- Developer: Qube Software
- Stable release: 2.1 / July, 2008
- Operating system: Microsoft Windows, Mac OS X, Linux, PS2, PS3, Wii
- Type: 3D engine, Technology Platform
- License: Proprietary
- Website: Qube Software

= Q (game engine) =

Video game engine

Q is a 3D engine / tech development platform / interoperability standard developed by the London-based developer Qube Software.

== Overview ==

Qube has made considerable claims for Q. Its lead designers, Servan Keondjian and Doug Rabson, have pointed to Q's architecture as being its key innovation.

Q is configured as a framework into which all the supplied components plug in modular form. The framework's common APIs are designed to make adding and removing components a trivial task and one that can be done neatly. The key idea is that this makes it simple for studios licensing the platform to develop and add whatever elements their project requires and to license original components amongst one another.

The claim has had customer endorsements: “If we develop a plug-in during the course of one project its easy to use it or build on it for another; so our development work is cumulative. We can build a library of plug-ins.

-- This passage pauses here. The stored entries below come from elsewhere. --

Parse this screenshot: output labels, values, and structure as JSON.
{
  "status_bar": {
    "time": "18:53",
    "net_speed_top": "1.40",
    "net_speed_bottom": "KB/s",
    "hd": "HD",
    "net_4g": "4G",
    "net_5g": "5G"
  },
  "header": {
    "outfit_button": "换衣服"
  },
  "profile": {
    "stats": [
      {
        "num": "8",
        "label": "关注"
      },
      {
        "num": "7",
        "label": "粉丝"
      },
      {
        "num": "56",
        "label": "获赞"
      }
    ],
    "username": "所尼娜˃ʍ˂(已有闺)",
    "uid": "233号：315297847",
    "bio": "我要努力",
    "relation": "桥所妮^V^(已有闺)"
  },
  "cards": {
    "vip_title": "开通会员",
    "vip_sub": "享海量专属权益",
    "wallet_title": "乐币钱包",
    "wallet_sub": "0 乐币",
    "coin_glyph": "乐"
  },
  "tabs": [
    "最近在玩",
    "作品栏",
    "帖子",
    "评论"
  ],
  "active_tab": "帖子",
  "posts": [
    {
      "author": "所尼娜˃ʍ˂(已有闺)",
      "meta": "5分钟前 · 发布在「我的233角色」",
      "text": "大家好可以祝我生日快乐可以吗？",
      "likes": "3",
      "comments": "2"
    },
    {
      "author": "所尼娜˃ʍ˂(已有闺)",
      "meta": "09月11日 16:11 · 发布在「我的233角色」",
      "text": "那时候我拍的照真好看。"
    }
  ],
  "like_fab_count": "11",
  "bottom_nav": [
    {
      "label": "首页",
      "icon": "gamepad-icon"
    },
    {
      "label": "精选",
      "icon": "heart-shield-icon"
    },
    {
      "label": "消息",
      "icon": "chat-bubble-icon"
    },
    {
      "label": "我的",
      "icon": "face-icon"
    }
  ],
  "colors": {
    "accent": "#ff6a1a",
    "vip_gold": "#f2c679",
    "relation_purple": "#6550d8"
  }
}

Nothing is wasted.”

Qube also claims to have developed Q as an interoperability standard for 3D, providing the same degree of coherence for the 3D products across both gaming and non gaming environments that Flash or HTML provide for web applications.

The claim is predicated on Q's supposed ability to accommodate any platform (albeit floating point technology is required and it thus fails to cater for handheld consoles such as the Nintendo DS and Game Boy Advance), scripting language, or genre of game, or 3D application.

Licensees have already reported titles in production or shipped for the PC, PS2, Wii and PS3. Keondjian said early in 2008 that an Xbox 360 port would follow: "we know it's the easiest.” The company has also indicated that Mac and Linux versions of Q are available and that the platform would be compatible with the PSP, iPhone and next generation mobiles.

== Features ==

According to Qube, Q ships with a range of features including: arbitrary scene rendering algorithm support, arbitrary shader program support (HLSL 2 – 4, GLSL, Cg, shader states), keyframe animation, simultaneous n-dimensional animation blending, animation state machines, multi-gigabyte texture manager, background data streaming, hierarchical LOD and scene management schemes, collision detection, network-enabled media pipeline, live editing of game content, scripting across all core and custom components, cross-platform data formats and APIs, platform-specific extended data formats and APIs, 2D and 3D audio with effects, background texture compression / decompression, user input, hardware accelerated math, Max and Maya exporters, application framework, command line tool framework, and cross-platform build.

== Virtual Worlds and MMOGs ==

Early in 2009, Qube and Brighton-based server solution company RedBedlam announced that they would bring their technologies together to produce a ‘one stop shop’ for online environments. The project was given the codename '"Messiah". Messiah has been adopted by NearGlobal for the NearLondon virtual world.

== Customers ==

Take up of Q 2.0 has been steady if unspectacular to date. Clients announced include Candella Software, Asylum Entertainment, EC-I Interactive, NearGlobal, Airo Wireless, and Beyond the Void. The developer has hinted that other studios are using Q on projects that have not yet been made public.

== History ==

Work on Q started in 1998 after Qube founder Servan Keondjian left Microsoft. There, he had led the team that turned his own Reality Lab API into Direct3D. According to Qube's website, Keondjian and his Reality Lab coding partner Doug Rabson believed: “Microsoft was a great place to ship products but not a place for innovation and new ideas.”

"Basically," Keondjian told the website Gamasutra in 2008, "when we left Microsoft after we'd done Direct3D, we wanted to build a middleware solution. I didn't just want to make another middleware solution, I felt there was a problem with middleware in the game industry, and I wanted to really understand that problem and see if we could crack it. That was the mission."

Q 1.0 was released in 2001. In effect, a prototype for the version that was to follow it was first used on the BBC's Dinosaur World (June 2001), LEGO Creator Harry Potter and the Chamber of Secrets (Sept 2002) and projects for Microsoft and Virgin Interactive.

Q 2.0 was released in February 2008.

Q 2.1 was announced in July 2008 and included script debugging and new shader and scene rendering plugins.